Critics gave Sunday’s telecast high marks. The New York Times critic Jason Zinoman praised the ceremony’s host, Nikki Glaser, for her “stellar monologue,” and Variety said the show regained “its chaotic glory.” The reviews were considerably kinder than last year’s broadcast, when critics panned the event and its host, Jo Koy.

On Sunday, Globes voters handed awards out to a number of films, but “The Brutalist” and “Emilia Pérez” took top honors. The television awards were relatively ho-hum, with “Shogun,” “Hacks” and “Baby Reindeer” taking the top awards, just as they had at the Emmys in September.

Winners and presenters avoided third-rail political topics on Sunday, including the incoming Trump administration, a departure from past Globes ceremonies.

Nielsen ratings were not made available to the public on Monday, as is the usual protocol after a major live event. Normally, networks order up preliminary Nielsen ratings for a fee the day after a live event, and then release the figures (and try to put a positive spin on them) on their own.
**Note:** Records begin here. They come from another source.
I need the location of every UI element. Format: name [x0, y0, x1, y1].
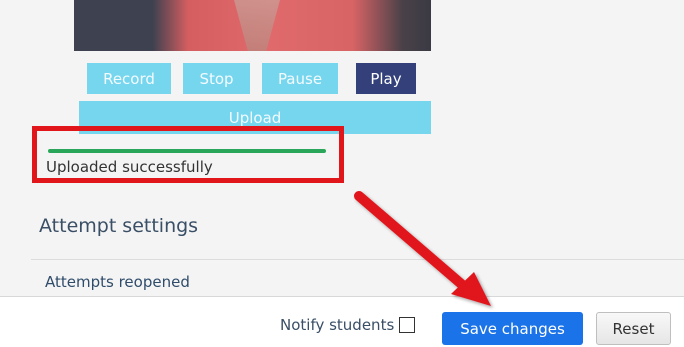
- attempts-reopened-heading: Attempts reopened: [45, 273, 190, 291]
- reset-button[interactable]: Reset: [596, 312, 671, 345]
- notify-students-label: Notify students: [280, 316, 395, 334]
- recorder-panel: Record Stop Pause Play Upload Uploaded s…: [0, 0, 684, 296]
- pause-button[interactable]: Pause: [262, 63, 338, 94]
- record-button[interactable]: Record: [87, 63, 171, 94]
- video-preview[interactable]: [74, 0, 431, 51]
- play-button[interactable]: Play: [356, 63, 416, 94]
- section-title: Attempt settings: [39, 215, 199, 237]
- footer-divider: [0, 296, 684, 297]
- save-changes-button[interactable]: Save changes: [442, 312, 583, 345]
- video-subject: [234, 0, 280, 51]
- stop-button[interactable]: Stop: [183, 63, 250, 94]
- notify-students-option[interactable]: Notify students: [280, 316, 416, 334]
- notify-students-checkbox[interactable]: [399, 317, 416, 333]
- red-highlight-box: [32, 126, 344, 183]
- divider: [31, 259, 684, 260]
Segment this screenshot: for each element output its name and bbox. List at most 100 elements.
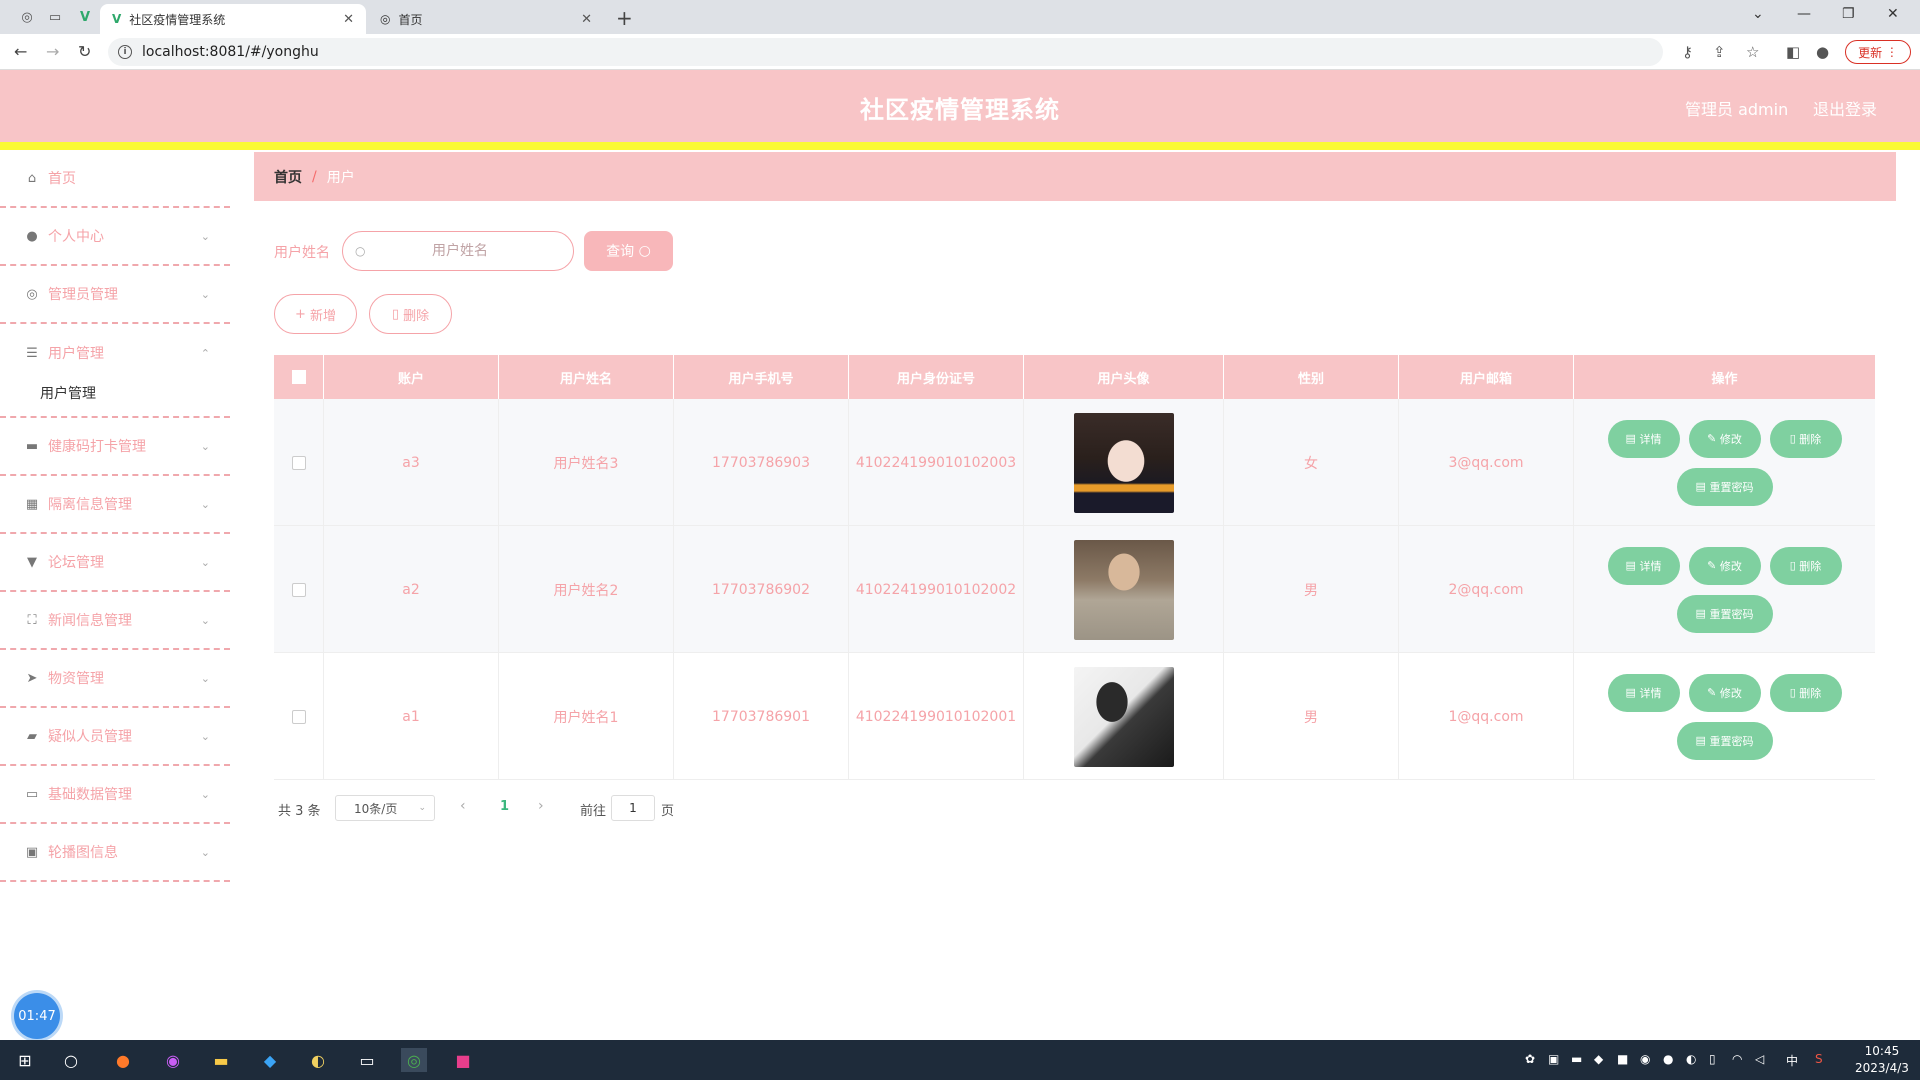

But Paramount, CBS’s parent company, has been mired in a monthslong contract dispute with Nielsen, the industry’s longtime go-to supplier of ratings data. CBS no longer has access to Nielsen’s ratings figures, and Nielsen provided the final numbers to its existing clients on Tuesday morning.

On Monday evening, CBS and Dick Clark Productions, the producer of the event, issued data measured by VideoAmp, a Nielsen rival. CBS and Dick Clark Productions said that 10.1 million people had watched the Globes, citing VideoAmp and proprietary data.